That's up to you.
(v.) The act of making things pretty and nice looking and attractive and pop and jazz and fun.
(n.) The discipline that seeks to humanize.
Design had its humble roots in typography and architecture and has branched out to an ever-rising number of fields and areas of application, but has always had the same motives; solve problems, address needs, humanize. Initially, design was used in methods of preserving and transmitting knowledge in the forms of manuscripts and encyclopedias, evolving with the changing techniques and technology of printing and type setting. With the onset of the industrial revolution, new jobs such as advertising, book publishing and art direction, allowed designers new ways to broadcast information of otherwise machine-made products. The industrial revolution also brought about industrial design as a means of addressing a variety of human problems with speed and mass production. With the advancement of technology, design as a discipline widened, fields of Interaction, Ergonomics, Service (to name a few) came about to address a variety of different and evolving user needs.
Today, design is used everywhere, from designing more humane prisons, to making space travel safer for astronauts. On the other side however, is where design is seen as a box to just check off, a way to bring in more revenue, provide a competitive advantage or make something more addictive. With job descriptions demanding software skills rather than analytical skills, conflicting articles either in support or outright discrediting formal education in design (with claims that bootcamps will help you be a certified designer in a month) and the barrage of memes about the plight of designers where they merely make things look good or how they’re just “hand-tools” to the client, make it look like design is more of a thankless pixel pushing job than a discipline with intention of addressing humanity’s concerns.

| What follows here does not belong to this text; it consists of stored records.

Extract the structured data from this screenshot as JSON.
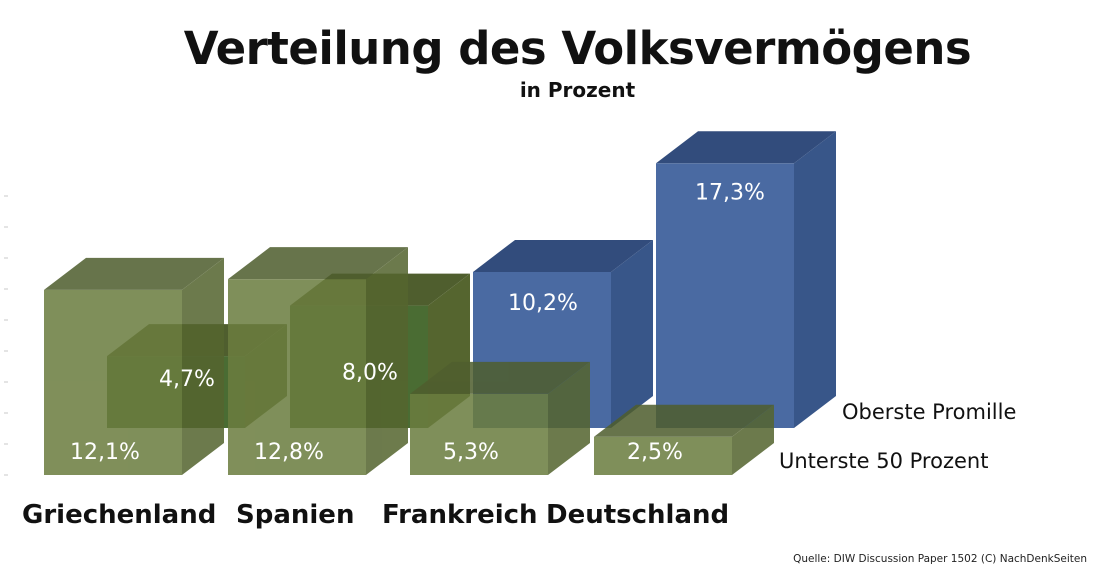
{
  "chart_data": {
    "type": "bar",
    "title": "Verteilung des Volksvermögens",
    "subtitle": "in Prozent",
    "categories": [
      "Griechenland",
      "Spanien",
      "Frankreich",
      "Deutschland"
    ],
    "series": [
      {
        "name": "Unterste 50 Prozent",
        "values": [
          12.1,
          12.8,
          5.3,
          2.5
        ],
        "labels": [
          "12,1%",
          "12,8%",
          "5,3%",
          "2,5%"
        ],
        "color": "#6b7d3f"
      },
      {
        "name": "Oberste Promille",
        "values": [
          4.7,
          8.0,
          10.2,
          17.3
        ],
        "labels": [
          "4,7%",
          "8,0%",
          "10,2%",
          "17,3%"
        ],
        "color": "#4a6aa2"
      }
    ],
    "source": "Quelle: DIW Discussion Paper 1502    (C) NachDenkSeiten"
  },
  "colors": {
    "green_front": "#6b7d3f",
    "green_top": "#4f5e2e",
    "green_side": "#55652f",
    "green_inner": "#4a6c33",
    "blue_front": "#4a6aa2",
    "blue_top": "#324c7c",
    "blue_side": "#385689"
  }
}
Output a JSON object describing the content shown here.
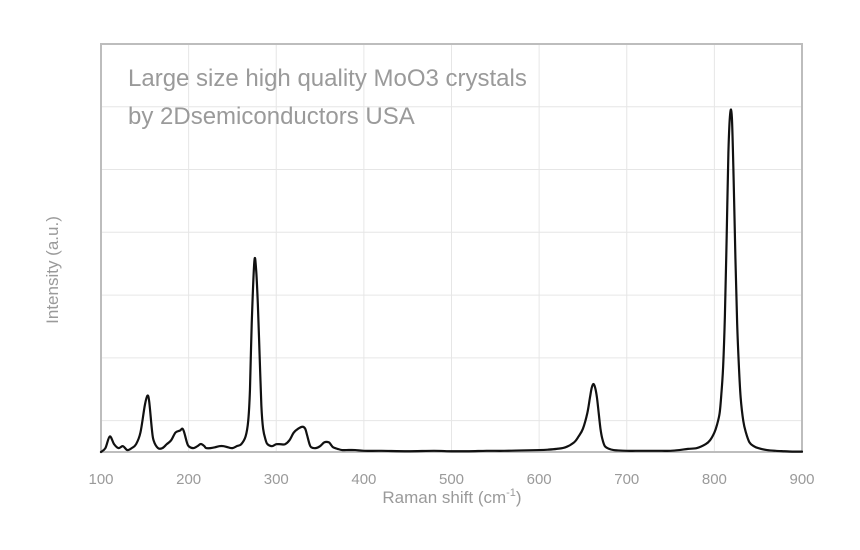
{
  "chart_data": {
    "type": "line",
    "title": "",
    "annotation": {
      "line1": "Large size high quality MoO3 crystals",
      "line2": "by 2Dsemiconductors USA"
    },
    "xlabel": "Raman shift (cm",
    "xlabel_sup": "-1",
    "xlabel_close": ")",
    "ylabel": "Intensity (a.u.)",
    "xlim": [
      100,
      900
    ],
    "ylim": [
      0,
      1.05
    ],
    "x_ticks": [
      "100",
      "200",
      "300",
      "400",
      "500",
      "600",
      "700",
      "800",
      "900"
    ],
    "x_tick_values": [
      100,
      200,
      300,
      400,
      500,
      600,
      700,
      800,
      900
    ],
    "y_ticks_labeled": false,
    "grid": true,
    "legend": "none",
    "line_color": "#111111",
    "grid_color": "#e6e6e6",
    "frame_color": "#bdbdbd",
    "series": [
      {
        "x": [
          100,
          105,
          110,
          115,
          120,
          125,
          130,
          135,
          140,
          145,
          150,
          153,
          155,
          158,
          160,
          165,
          170,
          175,
          180,
          185,
          190,
          193,
          195,
          198,
          200,
          205,
          210,
          213,
          215,
          218,
          220,
          225,
          230,
          235,
          240,
          245,
          250,
          255,
          260,
          265,
          268,
          270,
          272,
          275,
          277,
          279,
          281,
          283,
          285,
          288,
          290,
          295,
          300,
          305,
          310,
          315,
          320,
          325,
          330,
          333,
          335,
          338,
          340,
          345,
          350,
          355,
          360,
          362,
          365,
          370,
          375,
          380,
          390,
          400,
          420,
          450,
          480,
          500,
          520,
          540,
          560,
          580,
          600,
          610,
          620,
          630,
          640,
          645,
          650,
          655,
          658,
          660,
          662,
          664,
          666,
          668,
          670,
          672,
          675,
          680,
          685,
          690,
          700,
          710,
          720,
          730,
          740,
          750,
          760,
          770,
          780,
          790,
          795,
          800,
          803,
          806,
          808,
          810,
          812,
          814,
          816,
          818,
          820,
          822,
          824,
          826,
          828,
          830,
          833,
          836,
          840,
          845,
          850,
          860,
          870,
          880,
          890,
          900
        ],
        "y": [
          0.0,
          0.01,
          0.04,
          0.02,
          0.01,
          0.015,
          0.005,
          0.01,
          0.02,
          0.05,
          0.12,
          0.145,
          0.13,
          0.06,
          0.03,
          0.01,
          0.01,
          0.02,
          0.03,
          0.05,
          0.055,
          0.06,
          0.05,
          0.025,
          0.015,
          0.01,
          0.015,
          0.02,
          0.02,
          0.015,
          0.01,
          0.01,
          0.012,
          0.015,
          0.015,
          0.012,
          0.01,
          0.015,
          0.02,
          0.04,
          0.08,
          0.16,
          0.33,
          0.49,
          0.47,
          0.38,
          0.25,
          0.12,
          0.06,
          0.03,
          0.02,
          0.015,
          0.02,
          0.02,
          0.02,
          0.03,
          0.05,
          0.06,
          0.065,
          0.06,
          0.045,
          0.02,
          0.012,
          0.01,
          0.015,
          0.025,
          0.025,
          0.02,
          0.012,
          0.008,
          0.005,
          0.005,
          0.005,
          0.003,
          0.003,
          0.002,
          0.003,
          0.002,
          0.002,
          0.003,
          0.003,
          0.004,
          0.005,
          0.006,
          0.008,
          0.012,
          0.025,
          0.04,
          0.06,
          0.1,
          0.14,
          0.165,
          0.175,
          0.165,
          0.14,
          0.1,
          0.06,
          0.035,
          0.015,
          0.008,
          0.005,
          0.004,
          0.003,
          0.003,
          0.003,
          0.003,
          0.003,
          0.003,
          0.005,
          0.008,
          0.01,
          0.02,
          0.03,
          0.05,
          0.07,
          0.1,
          0.15,
          0.22,
          0.35,
          0.55,
          0.77,
          0.87,
          0.86,
          0.7,
          0.5,
          0.33,
          0.22,
          0.14,
          0.08,
          0.05,
          0.025,
          0.015,
          0.01,
          0.005,
          0.003,
          0.002,
          0.001,
          0.001
        ]
      }
    ]
  }
}
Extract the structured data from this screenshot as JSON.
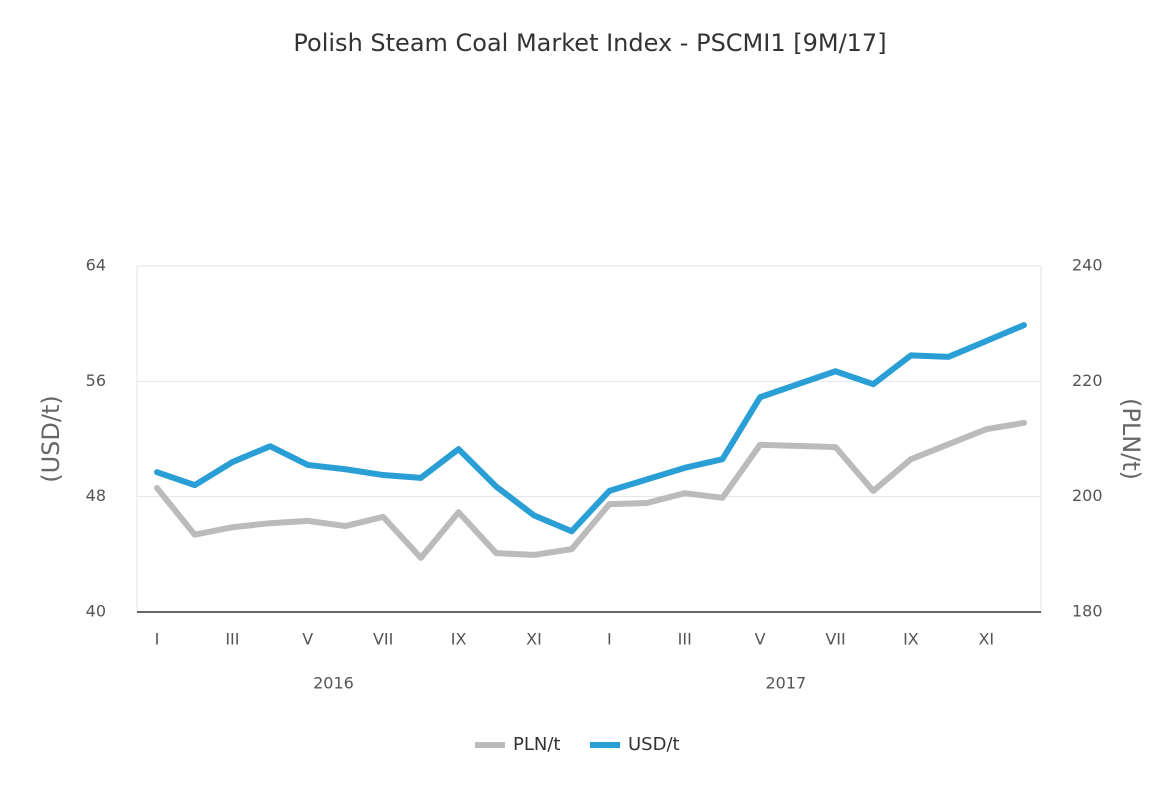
{
  "chart_data": {
    "type": "line",
    "title": "Polish Steam Coal Market Index - PSCMI1 [9M/17]",
    "y_label": "(USD/t)",
    "y2_label": "(PLN/t)",
    "categories": [
      "I",
      null,
      "III",
      null,
      "V",
      null,
      "VII",
      null,
      "IX",
      null,
      "XI",
      null,
      "I",
      null,
      "III",
      null,
      "V",
      null,
      "VII",
      null,
      "IX",
      null,
      "XI",
      null
    ],
    "year_labels": [
      "2016",
      "2017"
    ],
    "ylim": [
      40,
      64
    ],
    "yticks": [
      40,
      48,
      56,
      64
    ],
    "y2lim": [
      180,
      240
    ],
    "y2ticks": [
      180,
      200,
      220,
      240
    ],
    "grid": true,
    "legend": "bottom",
    "series": [
      {
        "name": "PLN/t",
        "color": "#bbbbbb",
        "axis": "y2",
        "values": [
          201.5,
          193.4,
          194.7,
          195.4,
          195.8,
          194.9,
          196.5,
          189.4,
          197.3,
          190.2,
          189.9,
          190.9,
          198.7,
          198.9,
          200.6,
          199.8,
          209.0,
          208.8,
          208.6,
          201.0,
          206.5,
          209.1,
          211.7,
          212.8
        ]
      },
      {
        "name": "USD/t",
        "color": "#2a9fd6",
        "axis": "y",
        "values": [
          49.7,
          48.8,
          50.4,
          51.5,
          50.2,
          49.9,
          49.5,
          49.3,
          51.3,
          48.7,
          46.7,
          45.6,
          48.4,
          49.2,
          50.0,
          50.6,
          54.9,
          55.8,
          56.7,
          55.8,
          57.8,
          57.7,
          58.8,
          59.9
        ]
      }
    ]
  }
}
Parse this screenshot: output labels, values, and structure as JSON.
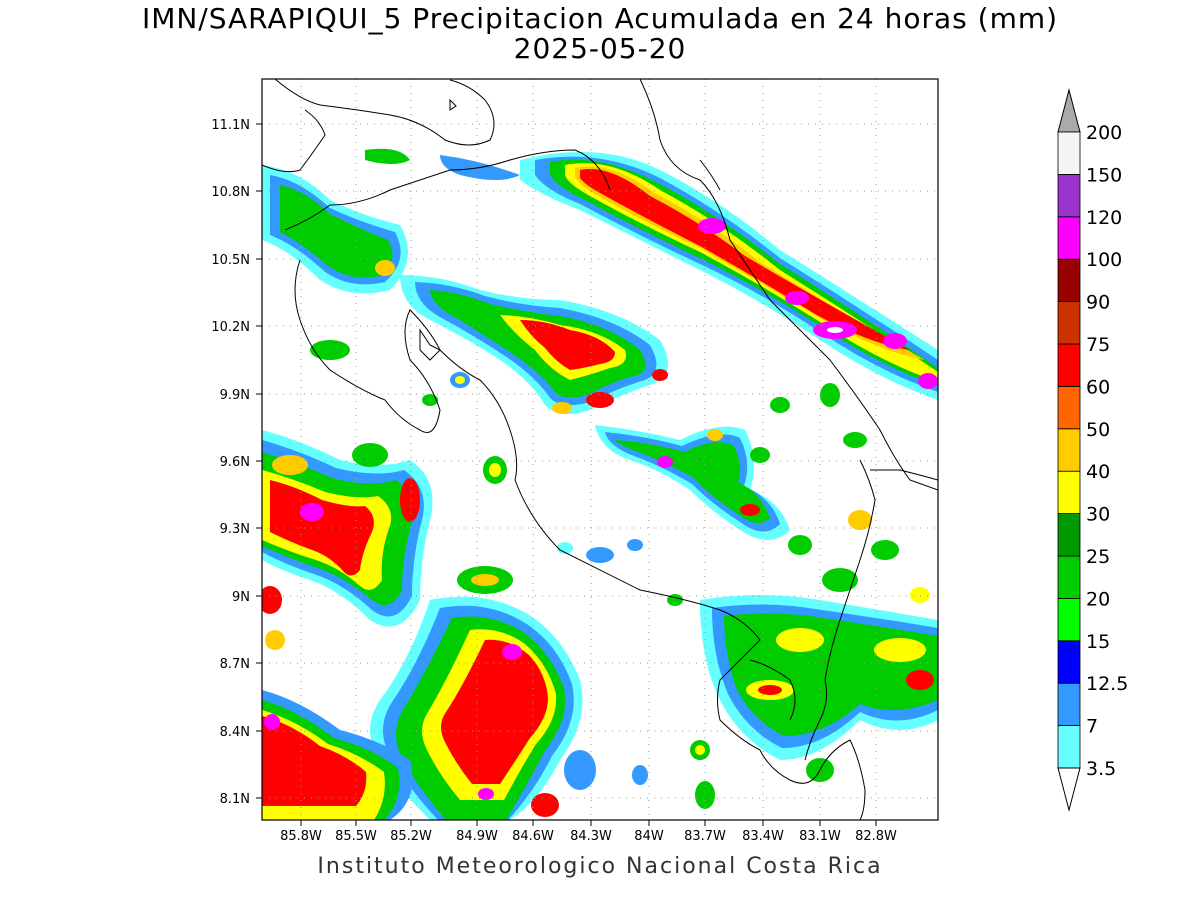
{
  "title": {
    "line1": "IMN/SARAPIQUI_5 Precipitacion Acumulada en 24 horas (mm)",
    "line2": "2025-05-20"
  },
  "footer": "Instituto Meteorologico Nacional Costa Rica",
  "axes": {
    "lat_ticks": [
      "11.1N",
      "10.8N",
      "10.5N",
      "10.2N",
      "9.9N",
      "9.6N",
      "9.3N",
      "9N",
      "8.7N",
      "8.4N",
      "8.1N"
    ],
    "lon_ticks": [
      "85.8W",
      "85.5W",
      "85.2W",
      "84.9W",
      "84.6W",
      "84.3W",
      "84W",
      "83.7W",
      "83.4W",
      "83.1W",
      "82.8W"
    ],
    "lat_range": [
      8.0,
      11.3
    ],
    "lon_range": [
      -85.95,
      -82.95
    ]
  },
  "colorbar": {
    "labels": [
      "3.5",
      "7",
      "12.5",
      "15",
      "20",
      "25",
      "30",
      "40",
      "50",
      "60",
      "75",
      "90",
      "100",
      "120",
      "150",
      "200"
    ],
    "colors": [
      "#66ffff",
      "#3399ff",
      "#0000ff",
      "#00ff00",
      "#00cc00",
      "#009900",
      "#ffff00",
      "#ffcc00",
      "#ff6600",
      "#ff0000",
      "#cc3300",
      "#990000",
      "#ff00ff",
      "#9933cc",
      "#f5f5f5",
      "#aaaaaa"
    ],
    "under_color": "#ffffff",
    "over_color": "#aaaaaa"
  }
}
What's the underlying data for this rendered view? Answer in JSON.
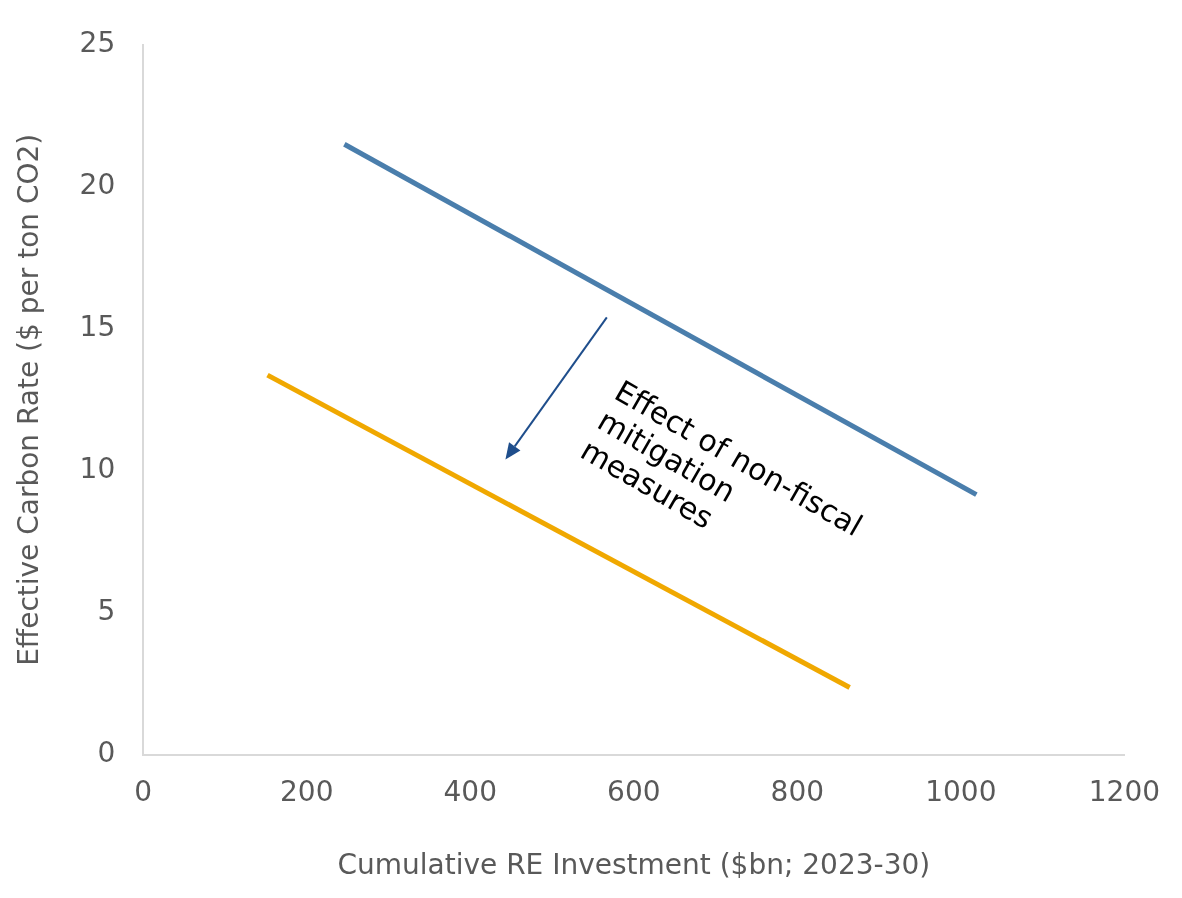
{
  "chart_data": {
    "type": "line",
    "xlabel": "Cumulative RE Investment ($bn; 2023-30)",
    "ylabel": "Effective Carbon Rate ($ per ton CO2)",
    "series": [
      {
        "color": "#4a7eac",
        "x": [
          246,
          1019
        ],
        "values": [
          21.5,
          9.16
        ]
      },
      {
        "color": "#f0a800",
        "x": [
          152,
          864
        ],
        "values": [
          13.37,
          2.37
        ]
      }
    ],
    "xlim": [
      0,
      1200
    ],
    "xticks": [
      0,
      200,
      400,
      600,
      800,
      1000,
      1200
    ],
    "ylim": [
      0,
      25
    ],
    "yticks": [
      0,
      5,
      10,
      15,
      20,
      25
    ],
    "grid": false,
    "legend": false,
    "marker": "none",
    "line_style": "solid",
    "annotations": [
      "Effect of non-fiscal mitigation measures"
    ]
  }
}
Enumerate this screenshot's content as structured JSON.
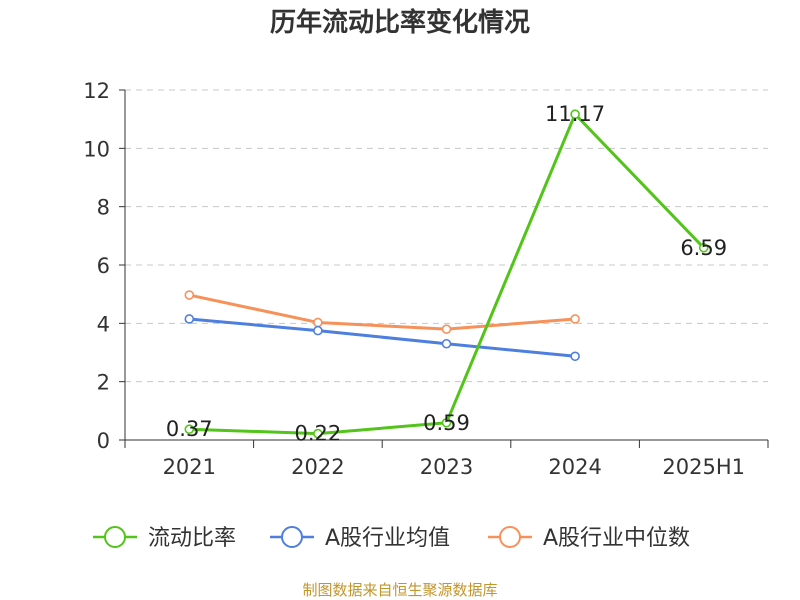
{
  "chart_data": {
    "type": "line",
    "title": "历年流动比率变化情况",
    "categories": [
      "2021",
      "2022",
      "2023",
      "2024",
      "2025H1"
    ],
    "ylim": [
      0,
      12
    ],
    "yticks": [
      0,
      2,
      4,
      6,
      8,
      10,
      12
    ],
    "grid": true,
    "legend_position": "bottom",
    "series": [
      {
        "name": "流动比率",
        "color": "#52c41a",
        "values": [
          0.37,
          0.22,
          0.59,
          11.17,
          6.59
        ],
        "labels": [
          "0.37",
          "0.22",
          "0.59",
          "11.17",
          "6.59"
        ]
      },
      {
        "name": "A股行业均值",
        "color": "#4e7fdf",
        "values": [
          4.15,
          3.75,
          3.3,
          2.87,
          null
        ]
      },
      {
        "name": "A股行业中位数",
        "color": "#f7915a",
        "values": [
          4.97,
          4.03,
          3.8,
          4.15,
          null
        ]
      }
    ]
  },
  "source": "制图数据来自恒生聚源数据库"
}
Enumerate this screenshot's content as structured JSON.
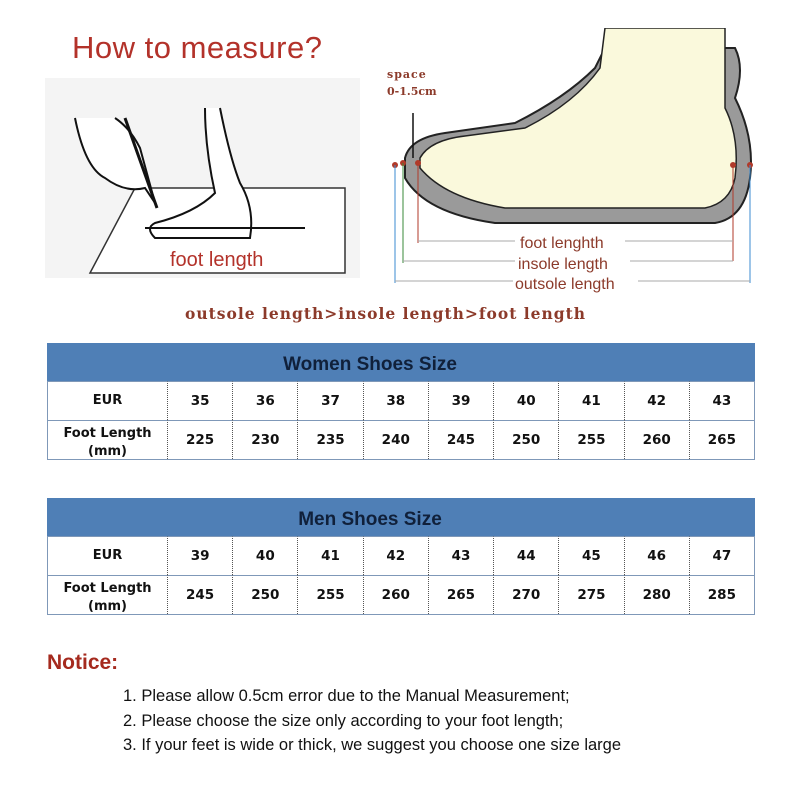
{
  "header": {
    "title": "How to measure?"
  },
  "left_illustration": {
    "label": "foot length"
  },
  "right_illustration": {
    "space_label": "space",
    "space_value": "0-1.5cm",
    "foot_length_label": "foot lenghth",
    "insole_length_label": "insole length",
    "outsole_length_label": "outsole length"
  },
  "comparison": "outsole length>insole length>foot length",
  "women_table": {
    "title": "Women Shoes Size",
    "row_labels": [
      "EUR",
      "Foot Length (mm)"
    ],
    "eur": [
      "35",
      "36",
      "37",
      "38",
      "39",
      "40",
      "41",
      "42",
      "43"
    ],
    "foot_length": [
      "225",
      "230",
      "235",
      "240",
      "245",
      "250",
      "255",
      "260",
      "265"
    ]
  },
  "men_table": {
    "title": "Men Shoes Size",
    "row_labels": [
      "EUR",
      "Foot Length (mm)"
    ],
    "eur": [
      "39",
      "40",
      "41",
      "42",
      "43",
      "44",
      "45",
      "46",
      "47"
    ],
    "foot_length": [
      "245",
      "250",
      "255",
      "260",
      "265",
      "270",
      "275",
      "280",
      "285"
    ]
  },
  "notice": {
    "title": "Notice:",
    "items": [
      "1. Please allow 0.5cm error due to the Manual Measurement;",
      "2. Please choose the size only according to your foot length;",
      "3. If your feet is wide or thick, we suggest you choose one size large"
    ]
  },
  "colors": {
    "table_header": "#4f7fb6",
    "title_red": "#b3322a",
    "label_brown": "#8c3a2a"
  }
}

Is designed doomed or is it all just unwarranted hysteria? Dunno. And that’s kinda the problem. Designed Is Doomed takes a pessimistic approach to addressing this question and assumes that it is, with the intention of making sure it doesn’t die. Design Is Doomed consist of two Artefacts, the first, is this website that informs the audience that design might be in danger. Visitors can take the test to see if they have pushed us further towards doom or pulled the hand back and saved the discipline. At the end of the test, you will find ways to improve based on the answers you have provided. The second artefact is a card game based of the ever-popular party game, Cards Against Humanity. This game provides designers a way to have fun as well as provoke conversations about the condition of design. So, is design doomed?